César Montoya


Para triunfar hay que tener alma rapaz. Sentir el impulso de un elan vital, ambicioso, no acorralable, con fuerzas interiores en permanente ignición. Triunfar es un verbo altanero, viril, que arropa vivencias múltiples. Para coronar con éxito hay que transitar primero por los desfiladeros de las horcas caudinas, beber cicuta, apretar itinerarios, padecer encierros antes de sentir el tintineo de la aurora. No se triunfa sin anticipos dolorosos, sin conocer los abismos del infortunio para, desde la hondura, reiniciar las programaciones. Fatigar es un verbo que no existe en la calistenia de los compromisos con el destino. Se batalla con palabras rocosas, ásperas, antípodas a los halagos hedonísticos. El combate tiene su propio diccionario. Hay que caer para sentir los timbrazos de las frustraciones y saborear la íntima fruición de quien resucita después de muertes pasajeras.

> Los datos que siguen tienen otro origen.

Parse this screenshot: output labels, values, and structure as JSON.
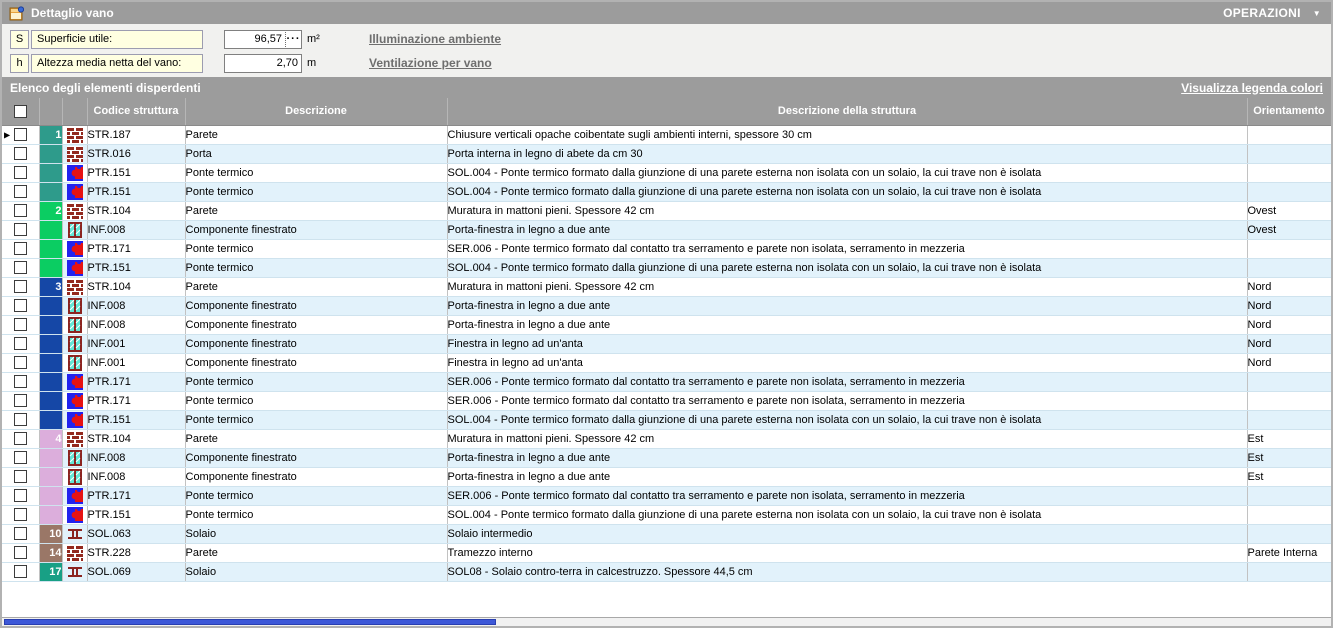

Theodore Roosevelt fue un hombre de gobierno, de pocas letras. Sin embargo suyas estas gráficas palabras: “No es el crítico el que cuenta, ni el que señala con el dedo al hombre fuerte en el momento que tropieza, o el que indica en qué cuestiones el que hace las cosas hubiera podido hacerlas mejor. El mérito recae exclusivamente en el hombre que se halla en la arena, aquel cuyo rostro está manchado de polvo, sudor y sangre, el que lucha con valentía, el que se equivoca y falla el golpe una y otra vez, porque no hay esfuerzo sin error y sin limitaciones; el que cuenta es el que de hecho lucha por llevar a cabo las acciones, el que conoce los grandes entusiasmos, las grandes devociones, el que agota sus fuerzas en defensa de una causa noble, el que, si tiene suerte, saborea los triunfos de los grandes logros, y si no la tiene y falla, fracasa al menos habiéndose atrevido al mayor riesgo, de modo que nunca ocupará el lugar reservado a esas almas frías y tímidas que ignoran tanto la victoria como la derrota”. Tiene hondo contenido este mensaje que promulgó Roosevelt en 1910.

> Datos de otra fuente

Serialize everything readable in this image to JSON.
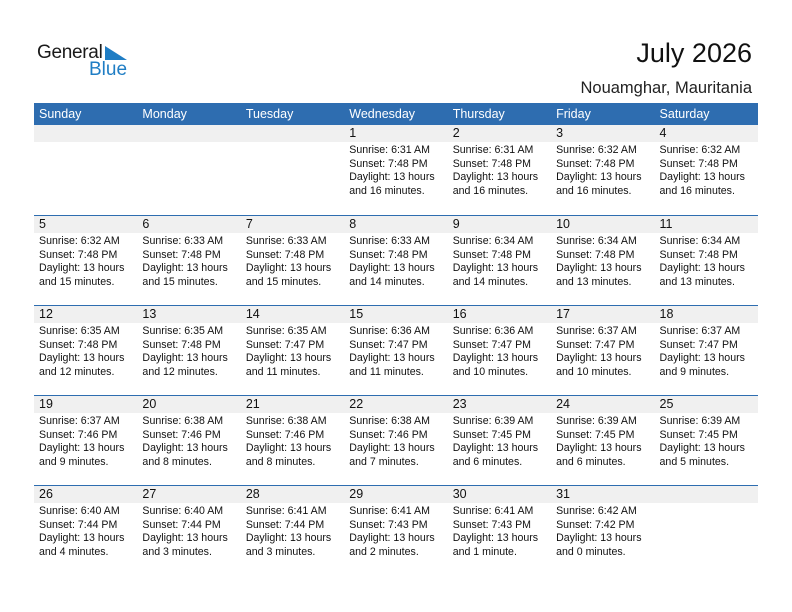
{
  "logo": {
    "general": "General",
    "blue": "Blue"
  },
  "header": {
    "title": "July 2026",
    "location": "Nouamghar, Mauritania"
  },
  "colors": {
    "accent": "#2e6db0",
    "logo_blue": "#1f7dc4",
    "date_band": "#f0f0f0"
  },
  "weekdays": [
    "Sunday",
    "Monday",
    "Tuesday",
    "Wednesday",
    "Thursday",
    "Friday",
    "Saturday"
  ],
  "weeks": [
    [
      null,
      null,
      null,
      {
        "day": "1",
        "sunrise": "Sunrise: 6:31 AM",
        "sunset": "Sunset: 7:48 PM",
        "daylight": "Daylight: 13 hours",
        "minutes": "and 16 minutes."
      },
      {
        "day": "2",
        "sunrise": "Sunrise: 6:31 AM",
        "sunset": "Sunset: 7:48 PM",
        "daylight": "Daylight: 13 hours",
        "minutes": "and 16 minutes."
      },
      {
        "day": "3",
        "sunrise": "Sunrise: 6:32 AM",
        "sunset": "Sunset: 7:48 PM",
        "daylight": "Daylight: 13 hours",
        "minutes": "and 16 minutes."
      },
      {
        "day": "4",
        "sunrise": "Sunrise: 6:32 AM",
        "sunset": "Sunset: 7:48 PM",
        "daylight": "Daylight: 13 hours",
        "minutes": "and 16 minutes."
      }
    ],
    [
      {
        "day": "5",
        "sunrise": "Sunrise: 6:32 AM",
        "sunset": "Sunset: 7:48 PM",
        "daylight": "Daylight: 13 hours",
        "minutes": "and 15 minutes."
      },
      {
        "day": "6",
        "sunrise": "Sunrise: 6:33 AM",
        "sunset": "Sunset: 7:48 PM",
        "daylight": "Daylight: 13 hours",
        "minutes": "and 15 minutes."
      },
      {
        "day": "7",
        "sunrise": "Sunrise: 6:33 AM",
        "sunset": "Sunset: 7:48 PM",
        "daylight": "Daylight: 13 hours",
        "minutes": "and 15 minutes."
      },
      {
        "day": "8",
        "sunrise": "Sunrise: 6:33 AM",
        "sunset": "Sunset: 7:48 PM",
        "daylight": "Daylight: 13 hours",
        "minutes": "and 14 minutes."
      },
      {
        "day": "9",
        "sunrise": "Sunrise: 6:34 AM",
        "sunset": "Sunset: 7:48 PM",
        "daylight": "Daylight: 13 hours",
        "minutes": "and 14 minutes."
      },
      {
        "day": "10",
        "sunrise": "Sunrise: 6:34 AM",
        "sunset": "Sunset: 7:48 PM",
        "daylight": "Daylight: 13 hours",
        "minutes": "and 13 minutes."
      },
      {
        "day": "11",
        "sunrise": "Sunrise: 6:34 AM",
        "sunset": "Sunset: 7:48 PM",
        "daylight": "Daylight: 13 hours",
        "minutes": "and 13 minutes."
      }
    ],
    [
      {
        "day": "12",
        "sunrise": "Sunrise: 6:35 AM",
        "sunset": "Sunset: 7:48 PM",
        "daylight": "Daylight: 13 hours",
        "minutes": "and 12 minutes."
      },
      {
        "day": "13",
        "sunrise": "Sunrise: 6:35 AM",
        "sunset": "Sunset: 7:48 PM",
        "daylight": "Daylight: 13 hours",
        "minutes": "and 12 minutes."
      },
      {
        "day": "14",
        "sunrise": "Sunrise: 6:35 AM",
        "sunset": "Sunset: 7:47 PM",
        "daylight": "Daylight: 13 hours",
        "minutes": "and 11 minutes."
      },
      {
        "day": "15",
        "sunrise": "Sunrise: 6:36 AM",
        "sunset": "Sunset: 7:47 PM",
        "daylight": "Daylight: 13 hours",
        "minutes": "and 11 minutes."
      },
      {
        "day": "16",
        "sunrise": "Sunrise: 6:36 AM",
        "sunset": "Sunset: 7:47 PM",
        "daylight": "Daylight: 13 hours",
        "minutes": "and 10 minutes."
      },
      {
        "day": "17",
        "sunrise": "Sunrise: 6:37 AM",
        "sunset": "Sunset: 7:47 PM",
        "daylight": "Daylight: 13 hours",
        "minutes": "and 10 minutes."
      },
      {
        "day": "18",
        "sunrise": "Sunrise: 6:37 AM",
        "sunset": "Sunset: 7:47 PM",
        "daylight": "Daylight: 13 hours",
        "minutes": "and 9 minutes."
      }
    ],
    [
      {
        "day": "19",
        "sunrise": "Sunrise: 6:37 AM",
        "sunset": "Sunset: 7:46 PM",
        "daylight": "Daylight: 13 hours",
        "minutes": "and 9 minutes."
      },
      {
        "day": "20",
        "sunrise": "Sunrise: 6:38 AM",
        "sunset": "Sunset: 7:46 PM",
        "daylight": "Daylight: 13 hours",
        "minutes": "and 8 minutes."
      },
      {
        "day": "21",
        "sunrise": "Sunrise: 6:38 AM",
        "sunset": "Sunset: 7:46 PM",
        "daylight": "Daylight: 13 hours",
        "minutes": "and 8 minutes."
      },
      {
        "day": "22",
        "sunrise": "Sunrise: 6:38 AM",
        "sunset": "Sunset: 7:46 PM",
        "daylight": "Daylight: 13 hours",
        "minutes": "and 7 minutes."
      },
      {
        "day": "23",
        "sunrise": "Sunrise: 6:39 AM",
        "sunset": "Sunset: 7:45 PM",
        "daylight": "Daylight: 13 hours",
        "minutes": "and 6 minutes."
      },
      {
        "day": "24",
        "sunrise": "Sunrise: 6:39 AM",
        "sunset": "Sunset: 7:45 PM",
        "daylight": "Daylight: 13 hours",
        "minutes": "and 6 minutes."
      },
      {
        "day": "25",
        "sunrise": "Sunrise: 6:39 AM",
        "sunset": "Sunset: 7:45 PM",
        "daylight": "Daylight: 13 hours",
        "minutes": "and 5 minutes."
      }
    ],
    [
      {
        "day": "26",
        "sunrise": "Sunrise: 6:40 AM",
        "sunset": "Sunset: 7:44 PM",
        "daylight": "Daylight: 13 hours",
        "minutes": "and 4 minutes."
      },
      {
        "day": "27",
        "sunrise": "Sunrise: 6:40 AM",
        "sunset": "Sunset: 7:44 PM",
        "daylight": "Daylight: 13 hours",
        "minutes": "and 3 minutes."
      },
      {
        "day": "28",
        "sunrise": "Sunrise: 6:41 AM",
        "sunset": "Sunset: 7:44 PM",
        "daylight": "Daylight: 13 hours",
        "minutes": "and 3 minutes."
      },
      {
        "day": "29",
        "sunrise": "Sunrise: 6:41 AM",
        "sunset": "Sunset: 7:43 PM",
        "daylight": "Daylight: 13 hours",
        "minutes": "and 2 minutes."
      },
      {
        "day": "30",
        "sunrise": "Sunrise: 6:41 AM",
        "sunset": "Sunset: 7:43 PM",
        "daylight": "Daylight: 13 hours",
        "minutes": "and 1 minute."
      },
      {
        "day": "31",
        "sunrise": "Sunrise: 6:42 AM",
        "sunset": "Sunset: 7:42 PM",
        "daylight": "Daylight: 13 hours",
        "minutes": "and 0 minutes."
      },
      null
    ]
  ]
}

Todo está circuido de tropiezos. Desde el nacimiento hasta la muerte el ser humano debe vadear el encierro de las fatalidades. Nada regala la vida, y para coronar una cuesta hay que arañar paredes, dejar cadáveres de cosas abandonados en las travesías, enterrar en el olvido interminables cadenas de fracasos. Hay que macerar el alma, acostumbrarla a los cilicios. La placidez afloja la dura textura de los propósitos, enerva las energías, anarquiza los derroteros. Como señala el expresidente americano, no es valiente el que maneja teorías y hace del verbo cátedra locuaz para descalificar al guerrero que en los Campos de Marte recibe palizas o las da. Hay que intervenir en las contiendas, hacer parte del ejército que dispara. La victoria queda simbolizada en una bandera en jirones que, después de las refriegas, se clava en la cima.

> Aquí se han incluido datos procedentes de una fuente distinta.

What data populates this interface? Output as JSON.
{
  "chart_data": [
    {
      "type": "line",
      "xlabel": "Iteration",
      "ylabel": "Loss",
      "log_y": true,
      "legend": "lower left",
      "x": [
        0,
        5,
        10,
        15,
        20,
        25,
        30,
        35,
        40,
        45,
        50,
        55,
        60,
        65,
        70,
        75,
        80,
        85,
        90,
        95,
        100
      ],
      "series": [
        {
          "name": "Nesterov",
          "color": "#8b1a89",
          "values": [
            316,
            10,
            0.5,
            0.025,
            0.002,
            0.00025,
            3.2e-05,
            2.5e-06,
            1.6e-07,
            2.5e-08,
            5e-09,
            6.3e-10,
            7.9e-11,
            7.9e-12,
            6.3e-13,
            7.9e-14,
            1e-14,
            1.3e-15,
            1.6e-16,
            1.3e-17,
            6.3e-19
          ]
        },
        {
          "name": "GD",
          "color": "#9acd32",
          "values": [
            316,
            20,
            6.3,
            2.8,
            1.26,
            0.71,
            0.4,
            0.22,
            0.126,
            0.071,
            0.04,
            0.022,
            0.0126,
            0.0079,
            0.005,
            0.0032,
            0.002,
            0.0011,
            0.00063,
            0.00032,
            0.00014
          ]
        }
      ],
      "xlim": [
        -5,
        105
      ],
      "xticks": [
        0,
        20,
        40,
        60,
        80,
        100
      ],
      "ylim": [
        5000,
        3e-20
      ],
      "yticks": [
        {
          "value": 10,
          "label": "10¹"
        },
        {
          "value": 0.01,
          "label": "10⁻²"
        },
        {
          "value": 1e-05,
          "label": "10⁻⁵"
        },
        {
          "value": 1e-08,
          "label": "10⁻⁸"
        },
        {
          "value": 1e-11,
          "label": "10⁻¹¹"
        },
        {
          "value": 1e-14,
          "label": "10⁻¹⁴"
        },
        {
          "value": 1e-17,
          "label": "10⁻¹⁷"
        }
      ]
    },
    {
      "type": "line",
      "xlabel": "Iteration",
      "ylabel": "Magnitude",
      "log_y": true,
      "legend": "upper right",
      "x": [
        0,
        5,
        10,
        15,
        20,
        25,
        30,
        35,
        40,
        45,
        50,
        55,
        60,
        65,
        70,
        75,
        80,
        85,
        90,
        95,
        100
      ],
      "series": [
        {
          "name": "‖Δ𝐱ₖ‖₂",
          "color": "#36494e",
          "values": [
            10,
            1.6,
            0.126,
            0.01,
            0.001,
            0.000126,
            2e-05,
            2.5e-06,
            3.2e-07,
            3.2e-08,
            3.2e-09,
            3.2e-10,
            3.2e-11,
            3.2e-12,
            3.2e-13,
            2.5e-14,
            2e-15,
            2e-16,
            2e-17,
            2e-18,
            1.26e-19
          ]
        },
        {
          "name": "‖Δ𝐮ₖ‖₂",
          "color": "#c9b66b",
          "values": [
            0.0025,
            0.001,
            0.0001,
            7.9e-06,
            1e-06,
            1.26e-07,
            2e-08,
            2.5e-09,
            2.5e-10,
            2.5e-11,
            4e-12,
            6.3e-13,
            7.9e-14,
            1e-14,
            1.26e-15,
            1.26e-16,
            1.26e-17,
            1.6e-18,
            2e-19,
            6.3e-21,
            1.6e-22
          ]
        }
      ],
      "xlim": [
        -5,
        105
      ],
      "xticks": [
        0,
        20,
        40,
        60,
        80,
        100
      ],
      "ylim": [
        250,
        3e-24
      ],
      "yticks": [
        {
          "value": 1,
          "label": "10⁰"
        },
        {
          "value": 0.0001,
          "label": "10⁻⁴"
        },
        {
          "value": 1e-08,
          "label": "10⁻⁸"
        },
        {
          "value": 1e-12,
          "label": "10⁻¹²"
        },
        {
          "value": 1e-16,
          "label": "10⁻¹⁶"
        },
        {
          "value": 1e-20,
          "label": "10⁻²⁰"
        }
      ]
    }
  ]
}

Aulo Gelio en las “Noches Áticas” cita la Ley de Solón que es pauta heroica en la hora de las confrontaciones: “Si algún objeto de discordia acarrea una sedición y da origen en la ciudad a partidos opuestos; si se enardecen los ánimos, corre el pueblo a las armas y se traba en combate, aquel que en medio de esta turbulencia pública no ingrese en uno de los dos bandos, y procure, retirándose, sustraerse a los males comunes del Estado, será castigado con la pérdida de su casa, de su patria y de sus bienes; además se le condenará al destierro”.
Los neutrales no toman partido. Dejan que otros se despedacen para estar -siempre- con el victorioso. Manejan perfumes indecisos, son pródigos en sonrisas, proclives a las venias. ¡Para qué las ideologías, estorban! Talleyrand, exclérigo taimado, preguntaba en unas elecciones “Quiénes vamos ganando”. Los tibios son acomodaticios, y cohabitan alternativamente con el calor y el frío. Escribió Tomás de Kempis en “La Imitación de Cristo”: “Porque no eres ni frío ni caliente estoy para vomitarte de mi boca”. Spengler hizo alusión a quienes tienen el “alma tullida”, pigmeos en todo. Eunucos en principios, sin sexo definido, contemporizadores y lisonjeros. Prototipos de una moral atrofiada. Hermafroditas contrahechos que requieren de muletas para mendigar pitanzas.